Two contracts recently signed by Walt Disney’s Television and Telecommunications and Motion Picture Group point to the studio adding clauses pertaining to interactivity into its contracts. Not surprisingly, other studios are starting to look at their own contracts.
“We’re doing an overall reevaluation of our contracts for various reasons, but one area we’re looking at is interactivity,” said Mary Ledding, senior veepee for legal affairs at Universal.
The right to re-use creative material in an interactive form is the latest hot potato at the bargaining table. The studios have historically taken a position that once they buy a property, they own everything in terms of spin-off.

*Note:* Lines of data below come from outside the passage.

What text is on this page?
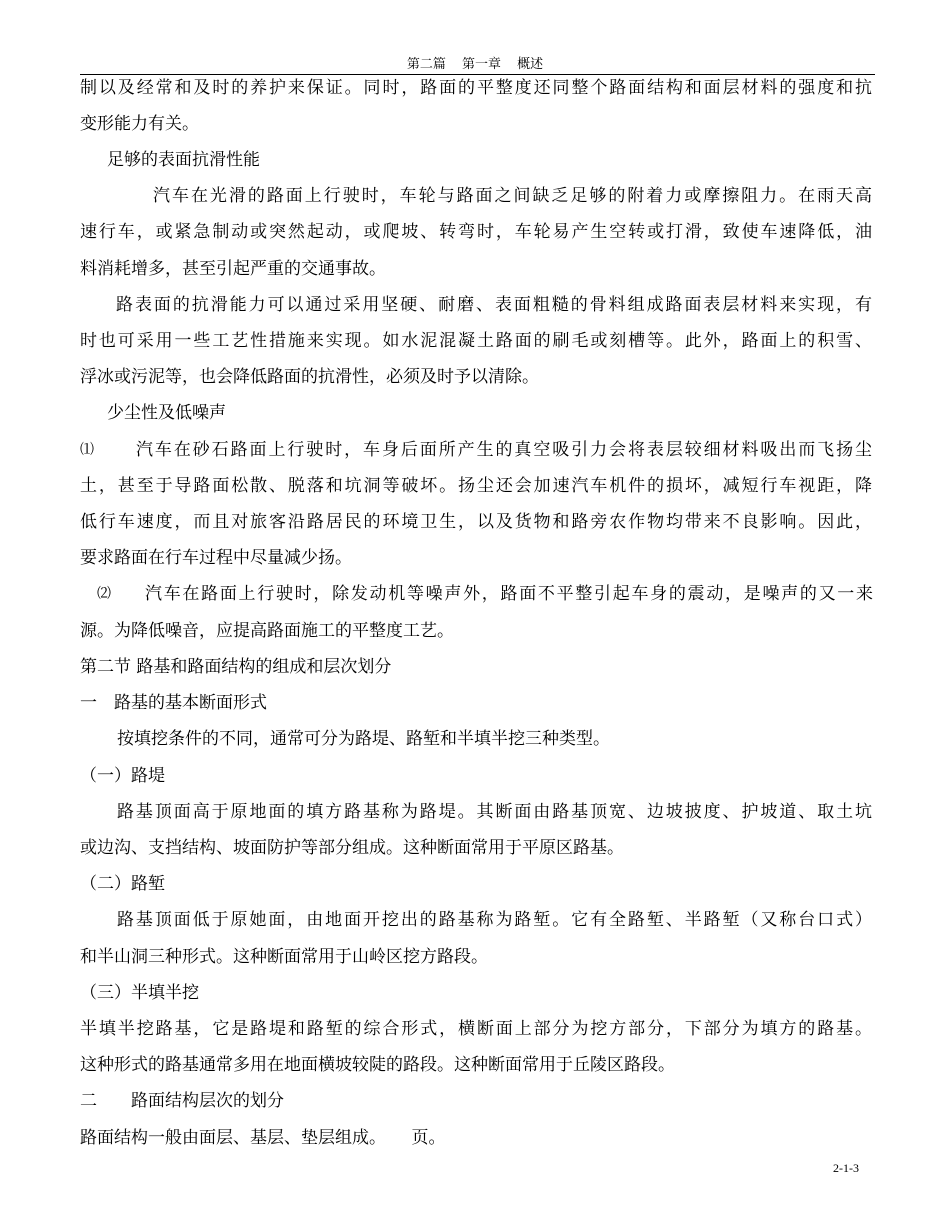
第二篇 第一章 概述
制以及经常和及时的养护来保证。同时，路面的平整度还同整个路面结构和面层材料的强度和抗
变形能力有关。
足够的表面抗滑性能
汽车在光滑的路面上行驶时，车轮与路面之间缺乏足够的附着力或摩擦阻力。在雨天高
速行车，或紧急制动或突然起动，或爬坡、转弯时，车轮易产生空转或打滑，致使车速降低，油
料消耗增多，甚至引起严重的交通事故。
路表面的抗滑能力可以通过采用坚硬、耐磨、表面粗糙的骨料组成路面表层材料来实现，有
时也可采用一些工艺性措施来实现。如水泥混凝土路面的刷毛或刻槽等。此外，路面上的积雪、
浮冰或污泥等，也会降低路面的抗滑性，必须及时予以清除。
少尘性及低噪声
⑴ 汽车在砂石路面上行驶时，车身后面所产生的真空吸引力会将表层较细材料吸出而飞扬尘
土，甚至于导路面松散、脱落和坑洞等破坏。扬尘还会加速汽车机件的损坏，减短行车视距，降
低行车速度，而且对旅客沿路居民的环境卫生，以及货物和路旁农作物均带来不良影响。因此，
要求路面在行车过程中尽量减少扬。
⑵ 汽车在路面上行驶时，除发动机等噪声外，路面不平整引起车身的震动，是噪声的又一来
源。为降低噪音，应提高路面施工的平整度工艺。
第二节 路基和路面结构的组成和层次划分
一　路基的基本断面形式
按填挖条件的不同，通常可分为路堤、路堑和半填半挖三种类型。
（一）路堤
路基顶面高于原地面的填方路基称为路堤。其断面由路基顶宽、边坡披度、护坡道、取土坑
或边沟、支挡结构、坡面防护等部分组成。这种断面常用于平原区路基。
（二）路堑
路基顶面低于原她面，由地面开挖出的路基称为路堑。它有全路堑、半路堑（又称台口式）
和半山洞三种形式。这种断面常用于山岭区挖方路段。
（三）半填半挖
半填半挖路基，它是路堤和路堑的综合形式，横断面上部分为挖方部分，下部分为填方的路基。
这种形式的路基通常多用在地面横坡较陡的路段。这种断面常用于丘陵区路段。
二　　路面结构层次的划分
路面结构一般由面层、基层、垫层组成。　　页。
2-1-3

Even so, they are still examining their contracts to make sure their stance is clear.
Yet that does not stop the battle. The Writers Guild of America, in drafting a new contract, has become the first Hollywood guild to address who owns the interactive rights.
Clear TV reception
“In television, the contract makes it clear that the writer owns the interactive rights where he has a separation of rights,” said Joel Block, who handles interactive matters for the WGA West.
That would usually apply to writers who have an original teleplay with original characters.
In works done prior to this contract, writers still can get a royalty if something is repurposed into an interactive medium.
“There’s always been disagreement to the extent that the pre-existing contract covered re-use in an interactive medium,” Block said. “And there are some cases depending on re-use of early material.”
One pending case that is separated from Hollywood but may affect such dealings is Tasini vs. the New York Times, filed in the U.S. seventh district Court in December 1993.
Precendent to be set?
The case involves a group of freelance writers who sued the paper over the re-use of their stories.
“The writers have taken the position that they only granted one-time limited rights of publication. They allege that any subsequent reproduction is a violation of their original copyright,” said David Goldberg, a New York attorney specializing in copyright law. “The publishers have taken the position that their contract was something broader than that.”
While the fight centers on the publishing world, it nonetheless addresses the issue of rights granted by contracts that do not specifically address other arenas.
One of the problems is that as these battles are fought in courts around the country, the verdicts tend to dramatically differ. Some courts promote the theory that all rights are inclusive in a contract unless they are specifically excluded; others hold that everything is excluded unless they are specifically included.
“Nothing is really precedent setting, that’s why you have quite a bit of litigation in this area,” Goldberg said.
In Hollywood, writers and actors and directors are just becoming savvy to what rights they can hold on to. The Screen Actors Guild, now deep in contract negotiations, is addressing the re-use of actors’ images for interactive while the DGA will most likely bring the matter to the bargaining table next year.
What really rules the roost though, is power, with the bigger names being the only ones able to hold onto interactive rights.
“A lot of people are getting hip to asking for interactive rights, but not a lot of them can peel those rights away unless they’re someone like Tom Clancy,” noted one studio executive.